2026.3.12

3/10開催 「こども・若者自殺対策PT」に関して

本日3月10日、私が座長を務める「こども・若者自殺対策PT」を開催しました。 本日のテーマは「こどもの自殺が起きた時の調査のあり方」です。 こどもの死を防ぐためには、亡くなった背景を正確に把握し、そこから得られた教訓を次なる予防策に活かす仕組み作りが急務です。現状の課題と今後の展望について深く議論しました。

〇政府からの報告(ポイント)

・背景調査指針の改訂: 学校現場での調査粒度のバラつきを解消するため、基本調査の様式を新たに整備し、詳細調査の意向確認の周知徹底されることになりました。

・CDR(チャイルド・デス・レビュー):死亡事例を多機関で検証する制度。
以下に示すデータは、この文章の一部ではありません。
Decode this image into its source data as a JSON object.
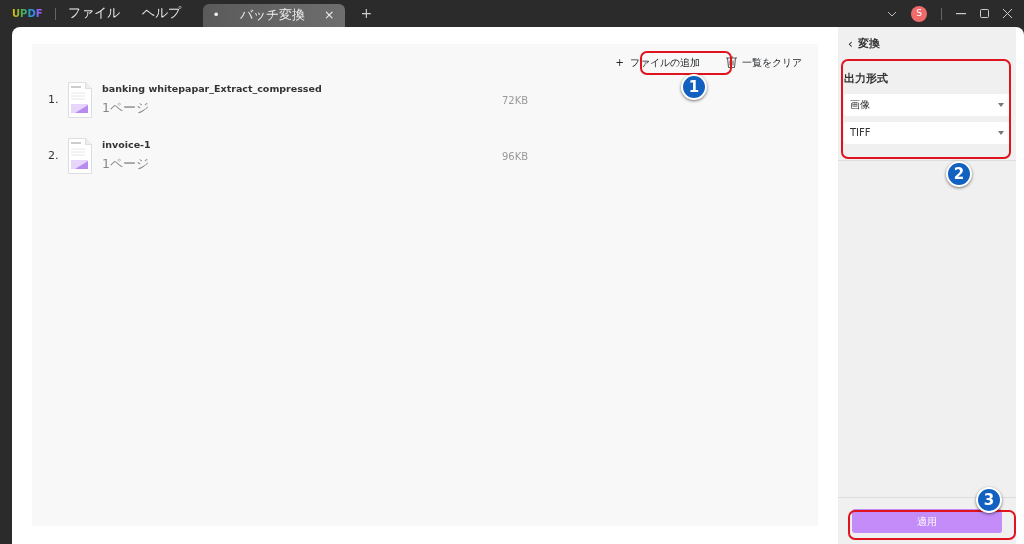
{
  "app": {
    "logo": "UPDF",
    "menu": [
      "ファイル",
      "ヘルプ"
    ]
  },
  "tabs": [
    {
      "dot": "•",
      "label": "バッチ変換",
      "close": "×",
      "selected": true
    }
  ],
  "new_tab": "+",
  "user": {
    "initial": "S"
  },
  "toolbar": {
    "add": {
      "icon": "+",
      "label": "ファイルの追加"
    },
    "clear": {
      "label": "一覧をクリア"
    }
  },
  "files": [
    {
      "index": "1.",
      "name": "banking whitepapar_Extract_compressed",
      "pages": "1ページ",
      "size": "72KB"
    },
    {
      "index": "2.",
      "name": "invoice-1",
      "pages": "1ページ",
      "size": "96KB"
    }
  ],
  "panel": {
    "back": "‹",
    "title": "変換",
    "section": "出力形式",
    "selects": [
      {
        "value": "画像"
      },
      {
        "value": "TIFF"
      }
    ],
    "apply": "適用"
  },
  "callouts": [
    {
      "number": "1"
    },
    {
      "number": "2"
    },
    {
      "number": "3"
    }
  ]
}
遺族同意の取得などデータ収集の難しさはありますが、全国展開へ向けた制度整備を加速させます。

・「生きている声」の可視化: 亡くなった後だけでなく、今を生きるこどもたちの声をどう救い上げるかも重要です。

・地域連携: 発達障害や心の問題を抱える子を支えるネットワークを、研修や人材育成を通じて強化していきます。

〇専門家からの提言

日本自殺予防学会理事長の張賢徳先生よりご講演をいただきました。 「一例一例を丁寧に調べること」こそが自殺予防の核心であるとの強い指摘がありました。

海外で主流の「心理学的剖検」は、日本では遺族の心情面から実施が難しい現状もあります。日本でも心理学的剖検を行うことができるよう、しっかりと進めていきます。
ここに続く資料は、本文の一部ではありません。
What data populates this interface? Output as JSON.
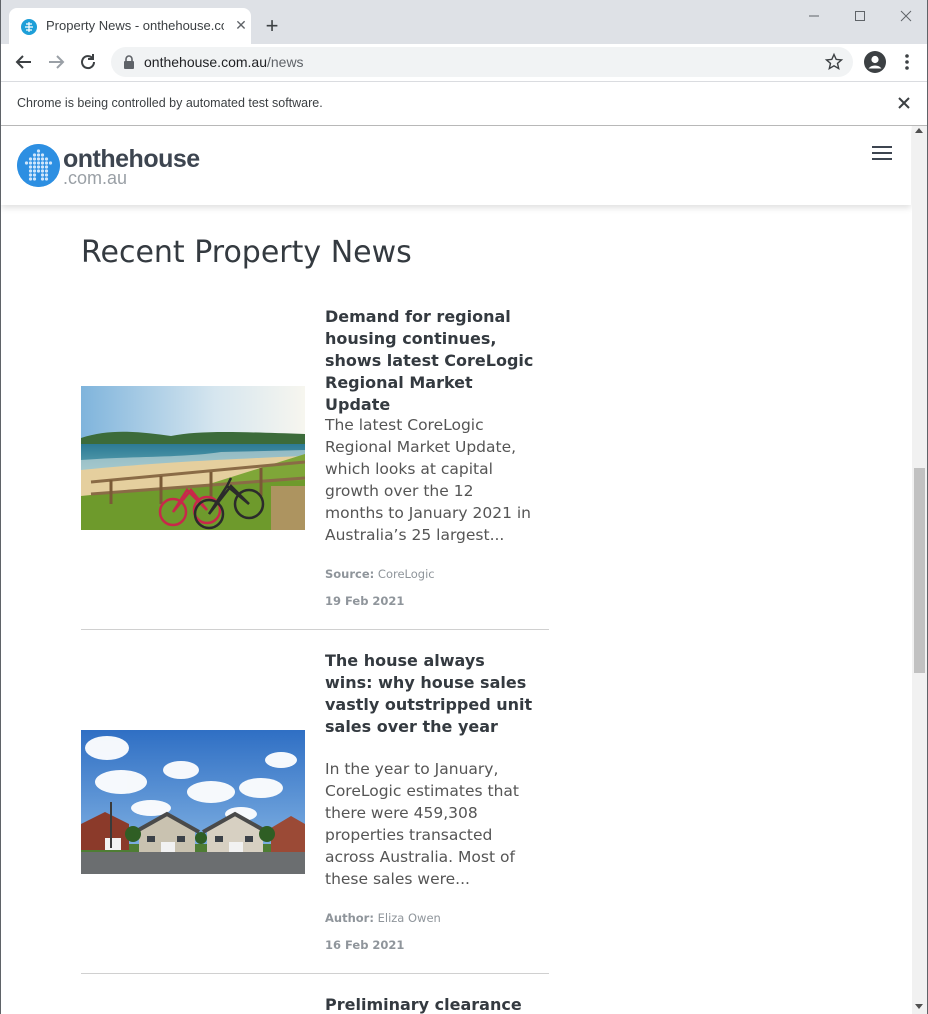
{
  "browser": {
    "tab_title": "Property News - onthehouse.com.au",
    "url_host": "onthehouse.com.au",
    "url_path": "/news",
    "infobar_text": "Chrome is being controlled by automated test software."
  },
  "site": {
    "logo_word": "onthehouse",
    "logo_sub": ".com.au",
    "page_title": "Recent Property News"
  },
  "articles": [
    {
      "title": "Demand for regional housing continues, shows latest CoreLogic Regional Market Update",
      "excerpt": "The latest CoreLogic Regional Market Update, which looks at capital growth over the 12 months to January 2021 in Australia’s 25 largest...",
      "meta_label": "Source:",
      "meta_value": "CoreLogic",
      "date": "19 Feb 2021"
    },
    {
      "title": "The house always wins: why house sales vastly outstripped unit sales over the year",
      "excerpt": "In the year to January, CoreLogic estimates that there were 459,308 properties transacted across Australia. Most of these sales were...",
      "meta_label": "Author:",
      "meta_value": "Eliza Owen",
      "date": "16 Feb 2021"
    },
    {
      "title": "Preliminary clearance"
    }
  ],
  "colors": {
    "brand_blue": "#2d8fe2",
    "heading": "#343a40",
    "meta": "#8f959b"
  }
}
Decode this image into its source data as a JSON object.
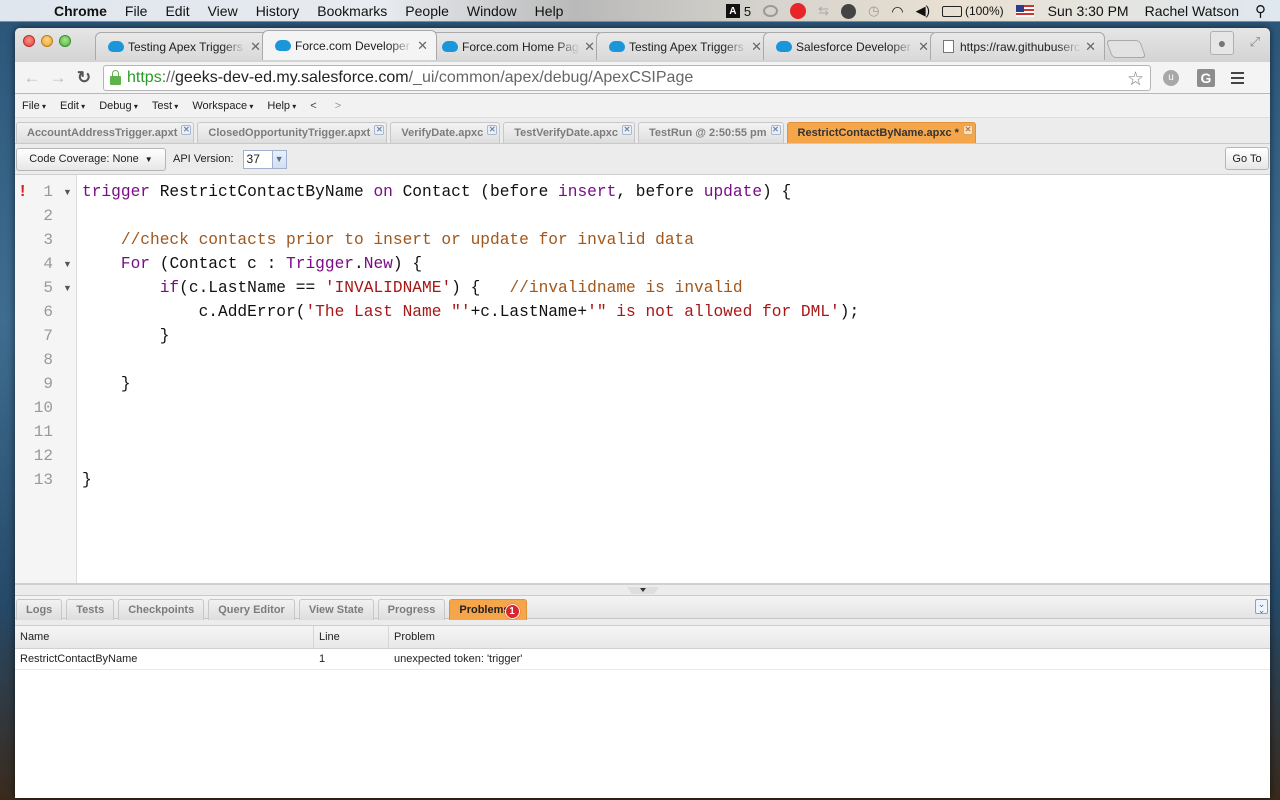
{
  "menubar": {
    "app": "Chrome",
    "items": [
      "File",
      "Edit",
      "View",
      "History",
      "Bookmarks",
      "People",
      "Window",
      "Help"
    ],
    "status": {
      "adobe_count": "5",
      "battery": "(100%)",
      "clock": "Sun 3:30 PM",
      "user": "Rachel Watson"
    }
  },
  "browser": {
    "tabs": [
      {
        "title": "Testing Apex Triggers U",
        "favicon": "salesforce-cloud",
        "active": false
      },
      {
        "title": "Force.com Developer Co",
        "favicon": "salesforce-cloud",
        "active": true
      },
      {
        "title": "Force.com Home Page -",
        "favicon": "salesforce-cloud",
        "active": false
      },
      {
        "title": "Testing Apex Triggers U",
        "favicon": "salesforce-cloud",
        "active": false
      },
      {
        "title": "Salesforce Developer Co",
        "favicon": "salesforce-cloud",
        "active": false
      },
      {
        "title": "https://raw.githubuserc",
        "favicon": "document",
        "active": false
      }
    ],
    "url": {
      "scheme": "https",
      "sep": "://",
      "host": "geeks-dev-ed.my.salesforce.com",
      "path": "/_ui/common/apex/debug/ApexCSIPage"
    },
    "extensions": {
      "u_label": "u",
      "g_label": "G"
    }
  },
  "console": {
    "menu": [
      "File",
      "Edit",
      "Debug",
      "Test",
      "Workspace",
      "Help"
    ],
    "nav_back": "<",
    "nav_forward": ">",
    "file_tabs": [
      {
        "label": "AccountAddressTrigger.apxt",
        "active": false
      },
      {
        "label": "ClosedOpportunityTrigger.apxt",
        "active": false
      },
      {
        "label": "VerifyDate.apxc",
        "active": false
      },
      {
        "label": "TestVerifyDate.apxc",
        "active": false
      },
      {
        "label": "TestRun @ 2:50:55 pm",
        "active": false
      },
      {
        "label": "RestrictContactByName.apxc *",
        "active": true
      }
    ],
    "toolbar": {
      "code_coverage": "Code Coverage: None",
      "api_version_label": "API Version:",
      "api_version": "37",
      "goto": "Go To"
    },
    "editor": {
      "error_marker": "!",
      "error_line": 1,
      "lines": [
        {
          "n": "1",
          "fold": true,
          "tokens": [
            [
              "kw",
              "trigger"
            ],
            [
              "pl",
              " RestrictContactByName "
            ],
            [
              "kw",
              "on"
            ],
            [
              "pl",
              " Contact (before "
            ],
            [
              "kw",
              "insert"
            ],
            [
              "pl",
              ", before "
            ],
            [
              "kw",
              "update"
            ],
            [
              "pl",
              ") {"
            ]
          ]
        },
        {
          "n": "2",
          "fold": false,
          "tokens": []
        },
        {
          "n": "3",
          "fold": false,
          "tokens": [
            [
              "pl",
              "    "
            ],
            [
              "cm",
              "//check contacts prior to insert or update for invalid data"
            ]
          ]
        },
        {
          "n": "4",
          "fold": true,
          "tokens": [
            [
              "pl",
              "    "
            ],
            [
              "kw",
              "For"
            ],
            [
              "pl",
              " (Contact c : "
            ],
            [
              "kw",
              "Trigger"
            ],
            [
              "pl",
              "."
            ],
            [
              "kw",
              "New"
            ],
            [
              "pl",
              ") {"
            ]
          ]
        },
        {
          "n": "5",
          "fold": true,
          "tokens": [
            [
              "pl",
              "        "
            ],
            [
              "kw",
              "if"
            ],
            [
              "pl",
              "(c.LastName == "
            ],
            [
              "str",
              "'INVALIDNAME'"
            ],
            [
              "pl",
              ") {   "
            ],
            [
              "cm",
              "//invalidname is invalid"
            ]
          ]
        },
        {
          "n": "6",
          "fold": false,
          "tokens": [
            [
              "pl",
              "            c.AddError("
            ],
            [
              "str",
              "'The Last Name \"'"
            ],
            [
              "pl",
              "+c.LastName+"
            ],
            [
              "str",
              "'\" is not allowed for DML'"
            ],
            [
              "pl",
              ");"
            ]
          ]
        },
        {
          "n": "7",
          "fold": false,
          "tokens": [
            [
              "pl",
              "        }"
            ]
          ]
        },
        {
          "n": "8",
          "fold": false,
          "tokens": []
        },
        {
          "n": "9",
          "fold": false,
          "tokens": [
            [
              "pl",
              "    }"
            ]
          ]
        },
        {
          "n": "10",
          "fold": false,
          "tokens": []
        },
        {
          "n": "11",
          "fold": false,
          "tokens": []
        },
        {
          "n": "12",
          "fold": false,
          "tokens": []
        },
        {
          "n": "13",
          "fold": false,
          "tokens": [
            [
              "pl",
              "}"
            ]
          ]
        }
      ]
    },
    "bottom_tabs": [
      {
        "label": "Logs",
        "active": false
      },
      {
        "label": "Tests",
        "active": false
      },
      {
        "label": "Checkpoints",
        "active": false
      },
      {
        "label": "Query Editor",
        "active": false
      },
      {
        "label": "View State",
        "active": false
      },
      {
        "label": "Progress",
        "active": false
      },
      {
        "label": "Problems",
        "active": true,
        "badge": "1"
      }
    ],
    "problems": {
      "columns": [
        "Name",
        "Line",
        "Problem"
      ],
      "rows": [
        [
          "RestrictContactByName",
          "1",
          "unexpected token: 'trigger'"
        ]
      ]
    }
  },
  "colors": {
    "active_tab": "#f6a64a",
    "keyword": "#7a0d87",
    "comment": "#a1561a",
    "string": "#a61717",
    "error": "#e01f1f",
    "url_scheme": "#2a9a2a"
  }
}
最終段階で多くのケースに精神的な問題が関係しているという研究結果を重く受け止め、医療・公衆衛生・社会的支援を組み合わせた「総合的アプローチ」の必要性を再認識しました。

〇政治の責任と今後の決意

参加議員からも、救急医療現場での支援不足や、学校・家庭・地域を繋ぐソーシャルワークの強化を求める声が相次ぎました。

自殺は、家庭・学校・社会環境・メンタルヘルスなど、複数の要因が複雑に絡み合って起きます。だからこそ、各機関が有機的に繋がる対策が不可欠です。

こどもの命を守ることは、政治の最も重要な責任です。本日の議論を具体的な提言へと繋げ、こどもが「助けて」と言える社会、そして死なない国を実現するため、全力で取り組みます。